Female Parakeets Flock to Birds With Brains - Atlas Obscura

Female Parakeets Flock to Birds With Brains

Problem-solving skills appeal to budgies.

Two budgies sharing a moment.
Two budgies sharing a moment. Public Domain

Bird brains get mocked a lot. Rather unfairly, too. Birds are, in the words of Gizmodo, “freakishly smart.” Crows, in particular, are famously intelligent, but even outside the Corvidae family, our avian pals are constantly surprising us with their cognitive abilities.

And it turns out we aren’t the only ones who are charmed by their intellect. A new study from a team of researchers from the University of Chinese Academy of Sciences and Leiden University in the Netherlands suggests that birds themselves prefer the company of brainier buddies. Their results are published in Science.

Budgerigars, also known as budgies or parakeets, are nomadic birds that call Australia home. Their natural habitats are the grasslands and open woodlands, where you can find them nestled inside the hollow of eucalyptus trees. Their neon green and blue plumage is unmistakable. Budgies travel in flocks of up to 100 and can be seen soaring across the countryside skies. The famous ornithologist and artist John Gould described them as, “the most animated, cheerful little creatures you can possibly imagine,” even though he also ate them.

Budgerigars belong to the Psittaciformes order, members of which are renowned for their intelligence. These birds are capable of vocal learning, mimicking, and can be trained to open boxes. With this innate brain power in mind, the team put their theory to the test.

“The idea that sexual selection might play a role [in the evolution of cognition] has been around, but so far there existed only indirect evidence, such as that males are better at learning a task,” says Dr. Carel ten Cate, one of the study’s authors, in an email. “However, whether direct observation of a ‘smart’ behavior could affect mate choice had not been studied,” he adds. “So we worked out a way of how this might be tested.”

Thirty-four male budgies were paired to 17 female counterparts. The researchers placed the birds together with the female in a two-choice cage. The bird she spent the most time around was deemed more desirable.

After allowing the female bird to choose her preferred partner, the researchers then taught the non-desirable bird how to open two devices containing food, a petri dish and a three-step box—a bird-box if you will, although the budgies weren’t blindfolded.

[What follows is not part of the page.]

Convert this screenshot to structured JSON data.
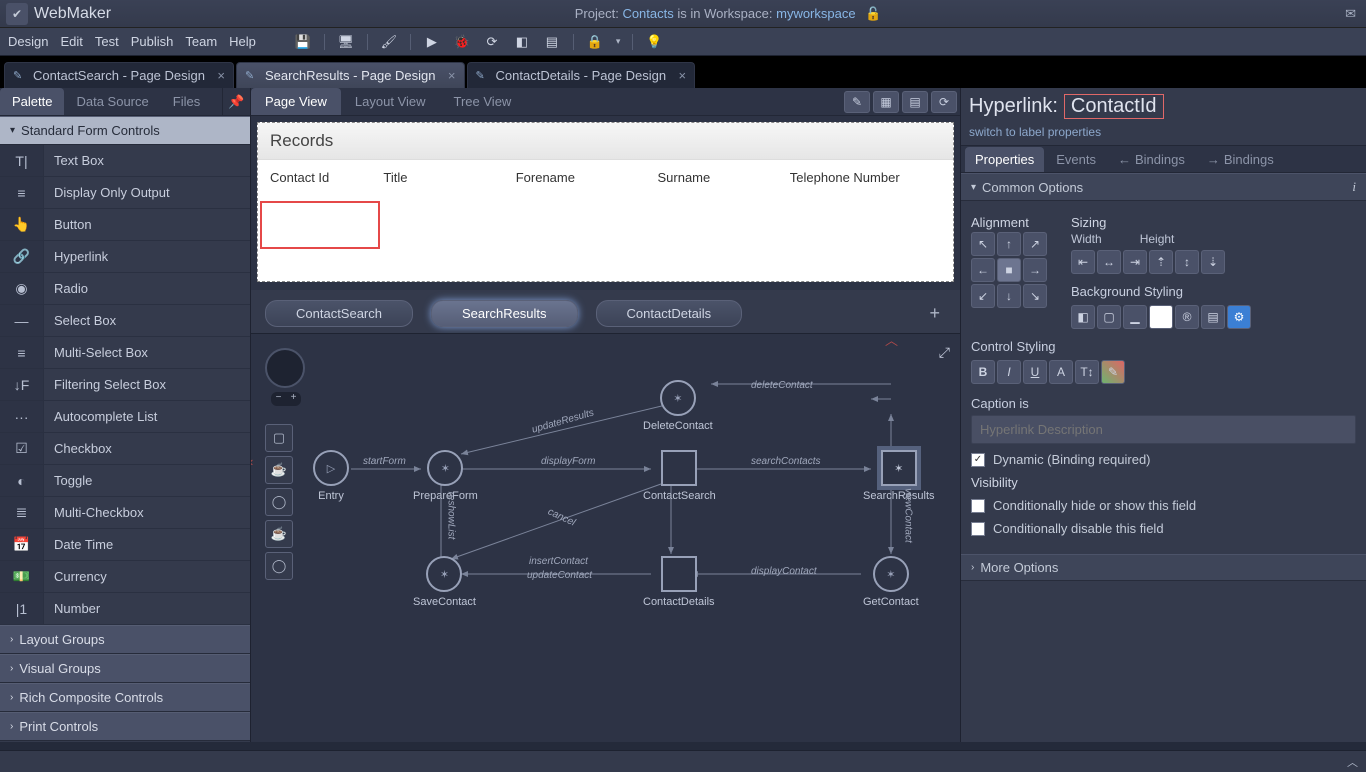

Each male bird was then placed in a cage, along with the box and petri dish, facing the female budgie. The females then watched as the formerly less desirable males successfully solved both puzzles to get food, while the more desirable birds, who did not receive any training, struggled. After this brainy display, the two males were placed back together and the female budgie had to choose again.

In almost every instance, the female bird spent more time next to the previously undesirable budgie. However, when these less desirable birds had free access to food and did not need to solve a problem, the females opted for the males they were more attracted to from the onset, even though the preferred birds had no food. This suggested that it was the ability to solve problems, and not access to food, that mattered to the female birds.

However, there are other ways of interpreting the behavior of the female budgies. According to Dr. Georg Striedter of the University of California, Irvine, who published an analysis of the study in the same issue of Science, the female birds could have been attracted to the strength of the males. “We pointed out that the females may not have realized that the males were solving a complex problem,” writes Striedter in an email. “Maybe the females just thought the males were very strong (i.e., brawny).”

Female budgerigars incubate, brood, and feed their young after hatching, while males take care of foraging and bringing back food, hence why solving a problem for food was so attractive. The seeds that budgies eat are plentiful across their range and throughout their habitat. However, if rain becomes scarce, seeds could become a rarity requiring some unique foraging skills to obtain.

“If droughts in their natural habitats last long, such seeds are depleted and they search for other foods in other environments,” says Cate. “This may require exploring and extracting hidden foods. The abilities that budgies may have to cope with such critical bottlenecks in their life will then determine their survival.”

While birds have evolved over time to strut, pose, and show off the goods to attract mates, the ability to bring home the seeds can be just as attractive and life-saving as a dreamy plumage.